En 2017, on a connu un épisode de pénurie de beurre due à un concours de circonstances: une diminution de la production par les vaches insuffisamment nourries par un manque de fourrage et une demande mondiale de beurre en pleine expansion. Conclusion: quelques rayons de grandes surfaces vide.

Rien à voir avec ce qui se passa et 1940.

La France vaincue vit sous le joug allemand, la guerre-éclair et la défaite ont désorganisé l’économie. Conclusion plus dramatique: tout manque dans les rayons des épiceries et bientôt apparaissent les tickets de rationnement qui ne disparaîtront que longtemps après-guerre.

Cette petit photo, 6cm sur 4,5cm, trouvée dans un album nous renvoie à cette époque et à cette crise.

Dans une rue de Privas, préfecture de l’Ardèche, près d’un local municipal ou départemental, une queue de ménagères s’est formée.
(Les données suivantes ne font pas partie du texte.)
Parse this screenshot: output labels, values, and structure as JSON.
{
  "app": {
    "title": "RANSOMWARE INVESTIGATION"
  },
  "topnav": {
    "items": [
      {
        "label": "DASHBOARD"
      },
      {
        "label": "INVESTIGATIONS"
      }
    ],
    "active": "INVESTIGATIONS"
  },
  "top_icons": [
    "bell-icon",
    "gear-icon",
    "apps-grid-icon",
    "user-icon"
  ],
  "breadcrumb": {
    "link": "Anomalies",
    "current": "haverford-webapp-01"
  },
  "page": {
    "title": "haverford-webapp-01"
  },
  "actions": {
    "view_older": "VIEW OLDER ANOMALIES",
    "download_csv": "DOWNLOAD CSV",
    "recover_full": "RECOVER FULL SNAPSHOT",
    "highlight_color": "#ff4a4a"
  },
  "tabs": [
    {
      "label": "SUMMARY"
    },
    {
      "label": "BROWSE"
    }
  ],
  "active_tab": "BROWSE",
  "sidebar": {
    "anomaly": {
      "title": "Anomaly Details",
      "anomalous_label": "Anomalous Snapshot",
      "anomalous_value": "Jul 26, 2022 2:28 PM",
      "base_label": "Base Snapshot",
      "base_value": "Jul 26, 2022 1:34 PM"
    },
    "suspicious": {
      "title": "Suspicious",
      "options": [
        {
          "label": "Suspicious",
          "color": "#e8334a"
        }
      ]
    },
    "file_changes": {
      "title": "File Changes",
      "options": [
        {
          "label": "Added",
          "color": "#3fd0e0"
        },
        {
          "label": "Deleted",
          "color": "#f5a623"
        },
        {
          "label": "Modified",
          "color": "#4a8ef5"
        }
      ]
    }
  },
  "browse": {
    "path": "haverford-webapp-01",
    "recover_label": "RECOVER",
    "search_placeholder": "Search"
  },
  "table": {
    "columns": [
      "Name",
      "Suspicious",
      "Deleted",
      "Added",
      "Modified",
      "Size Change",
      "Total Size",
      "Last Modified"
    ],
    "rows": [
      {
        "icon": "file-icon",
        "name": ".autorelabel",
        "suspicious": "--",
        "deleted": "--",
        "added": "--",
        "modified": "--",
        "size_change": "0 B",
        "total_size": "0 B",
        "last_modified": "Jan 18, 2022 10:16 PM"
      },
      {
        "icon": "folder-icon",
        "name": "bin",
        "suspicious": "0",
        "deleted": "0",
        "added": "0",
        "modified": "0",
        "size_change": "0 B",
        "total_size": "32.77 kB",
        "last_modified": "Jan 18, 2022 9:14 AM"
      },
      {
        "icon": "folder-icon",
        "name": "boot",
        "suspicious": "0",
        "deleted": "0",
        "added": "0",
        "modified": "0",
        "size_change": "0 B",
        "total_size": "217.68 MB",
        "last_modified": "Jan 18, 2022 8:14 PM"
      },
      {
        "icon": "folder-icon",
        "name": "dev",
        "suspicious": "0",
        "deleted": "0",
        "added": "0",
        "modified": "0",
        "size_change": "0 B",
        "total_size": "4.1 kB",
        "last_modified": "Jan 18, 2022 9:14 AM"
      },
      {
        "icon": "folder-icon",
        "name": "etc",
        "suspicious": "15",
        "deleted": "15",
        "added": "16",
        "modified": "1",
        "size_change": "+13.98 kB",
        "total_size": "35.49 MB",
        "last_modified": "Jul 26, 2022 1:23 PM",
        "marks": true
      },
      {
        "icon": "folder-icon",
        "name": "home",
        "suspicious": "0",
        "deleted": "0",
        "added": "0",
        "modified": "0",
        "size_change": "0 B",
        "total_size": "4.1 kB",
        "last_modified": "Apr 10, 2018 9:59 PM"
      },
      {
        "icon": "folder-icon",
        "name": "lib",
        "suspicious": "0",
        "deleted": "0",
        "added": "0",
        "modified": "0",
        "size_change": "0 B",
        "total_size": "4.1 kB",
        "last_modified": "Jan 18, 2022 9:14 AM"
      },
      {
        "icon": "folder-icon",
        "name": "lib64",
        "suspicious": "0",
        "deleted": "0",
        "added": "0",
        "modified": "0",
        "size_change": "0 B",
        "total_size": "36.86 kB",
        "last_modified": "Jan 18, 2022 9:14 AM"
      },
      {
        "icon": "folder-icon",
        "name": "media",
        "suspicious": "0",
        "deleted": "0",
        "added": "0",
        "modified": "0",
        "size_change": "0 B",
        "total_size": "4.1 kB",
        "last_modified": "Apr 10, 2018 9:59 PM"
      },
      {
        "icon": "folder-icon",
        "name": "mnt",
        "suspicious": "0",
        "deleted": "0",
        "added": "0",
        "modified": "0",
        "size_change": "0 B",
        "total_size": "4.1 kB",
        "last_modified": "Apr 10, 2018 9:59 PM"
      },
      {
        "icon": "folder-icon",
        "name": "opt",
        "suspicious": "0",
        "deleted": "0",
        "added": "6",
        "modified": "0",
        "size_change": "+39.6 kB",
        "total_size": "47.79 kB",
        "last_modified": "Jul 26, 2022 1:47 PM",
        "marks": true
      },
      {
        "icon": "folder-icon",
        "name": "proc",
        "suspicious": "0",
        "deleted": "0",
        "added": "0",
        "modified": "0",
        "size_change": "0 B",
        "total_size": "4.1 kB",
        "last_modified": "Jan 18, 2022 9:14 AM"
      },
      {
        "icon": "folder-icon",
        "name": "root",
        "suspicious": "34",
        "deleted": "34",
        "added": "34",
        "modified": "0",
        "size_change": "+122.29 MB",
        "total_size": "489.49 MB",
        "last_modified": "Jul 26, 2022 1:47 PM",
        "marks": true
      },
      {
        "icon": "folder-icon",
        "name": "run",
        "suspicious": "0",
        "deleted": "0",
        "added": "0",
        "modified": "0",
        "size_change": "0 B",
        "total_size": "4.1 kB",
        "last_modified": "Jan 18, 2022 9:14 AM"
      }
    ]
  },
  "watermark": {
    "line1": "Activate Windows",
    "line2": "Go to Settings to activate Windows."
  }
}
Quelques hommes les accompagnent. A la vue des tenues, nous sommes à l’automne 1940. Au dos de la photo, cette inscription:

« La queue pour le beurre- Privas 1940 ».

Le beurre comme bien d’autres produits de base manque. Les pouvoirs publics doivent organiser des distributions contrôlées pour éviter les bousculades ou le marché noir. Les Français commencent à comprendre que la défaite militaire du pays va grandement impacter leur vie quotidienne. Cela durera plus d’un septennat ! Une éternité !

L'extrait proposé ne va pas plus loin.